Securing a cracker plant and a barge port in the area are goals this year for the Southeastern Ohio Port Authority, according to discussion at the group's annual meeting Tuesday.
Members of the Port Authority Board of Directors met with representatives from local government and business for about two hours in the auditorium at Washington State Community College for their annual meeting Tuesday morning.
Much of the discussion revolved around the potential development of the Utica and Marcellus shale, which could affect everything from barge traffic to hotels and restaurants.
The last time that one particular project created the economic buzz that is following Utica and Marcellus shale was when Public Debt and Union Carbide came to the area in the 1940s, said Southeastern Ohio Port Authority Executive Director Terry Tamburini.
"It's been 70 years since we had a major economic occurrence," Tamburini said.

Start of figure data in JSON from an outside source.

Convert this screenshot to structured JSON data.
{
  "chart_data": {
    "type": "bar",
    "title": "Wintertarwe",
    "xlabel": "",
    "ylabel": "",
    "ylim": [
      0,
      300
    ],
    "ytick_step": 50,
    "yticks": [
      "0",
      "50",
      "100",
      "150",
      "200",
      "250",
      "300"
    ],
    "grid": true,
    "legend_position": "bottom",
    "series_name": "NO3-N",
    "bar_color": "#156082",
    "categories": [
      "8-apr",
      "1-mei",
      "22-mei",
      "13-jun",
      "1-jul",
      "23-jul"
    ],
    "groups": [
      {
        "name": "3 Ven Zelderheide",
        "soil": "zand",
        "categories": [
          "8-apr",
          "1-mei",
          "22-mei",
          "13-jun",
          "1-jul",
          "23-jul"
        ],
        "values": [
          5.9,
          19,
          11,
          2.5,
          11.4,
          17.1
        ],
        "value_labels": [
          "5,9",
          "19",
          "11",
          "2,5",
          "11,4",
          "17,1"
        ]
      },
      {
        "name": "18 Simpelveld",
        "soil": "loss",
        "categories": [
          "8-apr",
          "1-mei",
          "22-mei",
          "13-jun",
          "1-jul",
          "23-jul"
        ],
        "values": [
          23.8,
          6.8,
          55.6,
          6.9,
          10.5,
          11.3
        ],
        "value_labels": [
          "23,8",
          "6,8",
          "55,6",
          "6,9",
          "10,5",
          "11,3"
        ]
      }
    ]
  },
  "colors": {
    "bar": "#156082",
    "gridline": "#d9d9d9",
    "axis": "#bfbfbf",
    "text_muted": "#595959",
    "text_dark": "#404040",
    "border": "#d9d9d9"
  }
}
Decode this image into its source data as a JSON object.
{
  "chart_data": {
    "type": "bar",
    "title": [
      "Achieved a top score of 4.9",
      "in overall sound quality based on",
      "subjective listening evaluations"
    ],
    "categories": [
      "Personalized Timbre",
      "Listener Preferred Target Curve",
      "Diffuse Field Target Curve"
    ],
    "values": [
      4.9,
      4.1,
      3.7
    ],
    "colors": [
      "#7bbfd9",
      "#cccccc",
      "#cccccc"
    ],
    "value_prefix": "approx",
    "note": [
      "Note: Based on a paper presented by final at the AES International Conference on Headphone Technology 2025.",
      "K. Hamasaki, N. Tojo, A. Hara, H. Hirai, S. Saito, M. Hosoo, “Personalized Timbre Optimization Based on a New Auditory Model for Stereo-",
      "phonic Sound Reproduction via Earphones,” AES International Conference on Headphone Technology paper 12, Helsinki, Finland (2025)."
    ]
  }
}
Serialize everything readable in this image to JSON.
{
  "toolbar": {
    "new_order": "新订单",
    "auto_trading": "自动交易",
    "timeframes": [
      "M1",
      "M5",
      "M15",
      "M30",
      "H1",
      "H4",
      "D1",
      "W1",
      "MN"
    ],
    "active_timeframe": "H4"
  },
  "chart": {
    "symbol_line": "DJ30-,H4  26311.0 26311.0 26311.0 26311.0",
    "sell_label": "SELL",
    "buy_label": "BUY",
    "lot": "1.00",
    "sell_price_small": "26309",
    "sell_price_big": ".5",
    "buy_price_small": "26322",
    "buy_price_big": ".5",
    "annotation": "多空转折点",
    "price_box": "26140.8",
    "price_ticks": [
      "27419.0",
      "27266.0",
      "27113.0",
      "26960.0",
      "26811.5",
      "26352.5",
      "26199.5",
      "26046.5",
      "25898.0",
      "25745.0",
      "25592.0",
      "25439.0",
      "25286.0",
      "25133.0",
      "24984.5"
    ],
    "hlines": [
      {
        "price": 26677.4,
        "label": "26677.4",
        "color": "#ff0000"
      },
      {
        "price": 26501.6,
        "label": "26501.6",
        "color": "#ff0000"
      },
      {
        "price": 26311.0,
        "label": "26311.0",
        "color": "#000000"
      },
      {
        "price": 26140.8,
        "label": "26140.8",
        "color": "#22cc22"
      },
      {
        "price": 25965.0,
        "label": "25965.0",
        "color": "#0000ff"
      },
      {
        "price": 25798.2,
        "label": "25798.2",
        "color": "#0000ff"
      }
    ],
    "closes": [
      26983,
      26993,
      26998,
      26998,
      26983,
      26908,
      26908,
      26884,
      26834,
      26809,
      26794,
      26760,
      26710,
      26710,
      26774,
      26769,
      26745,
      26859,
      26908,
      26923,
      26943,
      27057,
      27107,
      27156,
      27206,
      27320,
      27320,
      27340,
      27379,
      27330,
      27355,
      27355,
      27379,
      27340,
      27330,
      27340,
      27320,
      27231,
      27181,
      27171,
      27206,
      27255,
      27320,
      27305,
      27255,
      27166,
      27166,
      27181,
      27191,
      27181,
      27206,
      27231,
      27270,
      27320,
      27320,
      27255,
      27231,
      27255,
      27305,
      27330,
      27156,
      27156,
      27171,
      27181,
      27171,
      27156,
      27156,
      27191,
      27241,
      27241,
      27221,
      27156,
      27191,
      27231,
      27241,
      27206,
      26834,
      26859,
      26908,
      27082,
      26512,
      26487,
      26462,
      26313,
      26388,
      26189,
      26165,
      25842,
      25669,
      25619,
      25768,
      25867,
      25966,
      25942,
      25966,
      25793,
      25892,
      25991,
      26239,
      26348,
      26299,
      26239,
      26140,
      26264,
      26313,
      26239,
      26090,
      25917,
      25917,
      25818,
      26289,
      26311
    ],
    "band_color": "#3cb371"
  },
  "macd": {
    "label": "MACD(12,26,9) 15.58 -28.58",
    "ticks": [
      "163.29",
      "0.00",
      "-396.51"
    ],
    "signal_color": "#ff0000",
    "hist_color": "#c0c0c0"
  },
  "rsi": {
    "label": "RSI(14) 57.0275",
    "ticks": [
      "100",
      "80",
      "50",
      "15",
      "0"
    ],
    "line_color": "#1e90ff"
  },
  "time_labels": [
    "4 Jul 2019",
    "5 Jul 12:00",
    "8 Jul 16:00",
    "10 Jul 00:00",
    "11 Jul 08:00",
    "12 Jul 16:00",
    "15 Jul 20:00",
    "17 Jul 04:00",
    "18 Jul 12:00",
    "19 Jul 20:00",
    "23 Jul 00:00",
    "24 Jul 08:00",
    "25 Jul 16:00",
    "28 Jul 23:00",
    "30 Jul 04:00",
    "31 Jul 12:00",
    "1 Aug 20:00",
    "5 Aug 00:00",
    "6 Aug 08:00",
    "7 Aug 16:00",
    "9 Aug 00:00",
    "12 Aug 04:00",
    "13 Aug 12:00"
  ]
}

Among a list of 13 projects and events hoped for in 2012 are a pair involving the development of wells in the area.
Projects and events on the Southeast Ohio Port Authority agenda for 2012:
Final disposition of Reno property formerly known as the Marietta Tree Nursery.
The fourth quarter opening of the Ingenuity Center.
Industrial expansions in Waterford Township.
Securing a cracker plant in Washington County or supporting one nearby.
Initiation of commercial development on the Belpre Medical Campus.
Source: Southeast Ohio Port Authority.
Included in that list is either securing a cracker plant in Washington County or supporting one nearby. Cracker plants are used to strip the components from the oil and gas extracted from the Marcellus and Utica shales. Those components can then be used as fuel by the chemical industry.
The involvement in the "fracking" industry was also the subject of a presentation by Ron Coles, president and founder of W.R. Coles & Associates, detailing barge traffic on the Ohio river and possible creation of a river port.
A typical Marcellus well requires 1,500 tons of sand and the average barge holds roughly that same amount, meaning barge traffic could increase exponentially, Coles said.
Washington County also has the unique advantage of being in a transportation hub.
"That intersection of the interstate and the river is really important for Washington County," Coles said.
The county does not, however, have a strong railroad presence, as the decision made two decades ago to pull up the CSX tracks west of Belpre has created development problems, Tamburini noted.
Still, the Port Authority expects to accomplish several projects this year, including some left over from the 2011 itinerary.
"You've got to deal with the tree farm. You've got to deal with the Eramet situation," Tamburini said.
The final disposition of the former Ohio Department of Natural Resources tree farm near Reno is expected very soon, with a buyer having committed to maintaining its agricultural base, said David Haas, chairman of the Port Authority Board.
"We expect to close on that very soon," he said.
In the fourth quarter of 2012 the Port Authority also plans to open the Ingenuity Center, which has had some delays with funding and grants. The center, located at the North 7 Business Park in Reno, will be a 35,000 square-foot building housing companies in the temperature-controlled cabinet industry.
The inauguration of the Belpre Medical Campus of Memorial Health Systems will also take place soon as the facility is ready to open, Tamburini said.
Industrial expansions in Waterford Township as well as construction of a tech center at Kraton Polymers and a decision on the INEOS facility formerly NOVA Chemical, in Porterfield, and what will take place there is also expected. The Port Authority has been putting buyers and sellers together and depending on the buyer could provide assistance for restoring the site, Haas said.
All are aimed at increasing quality of life in southeast Ohio, said those in attendance Tuesday.
"It's an amazing place to live. It's an amazing place to do business," Haas said.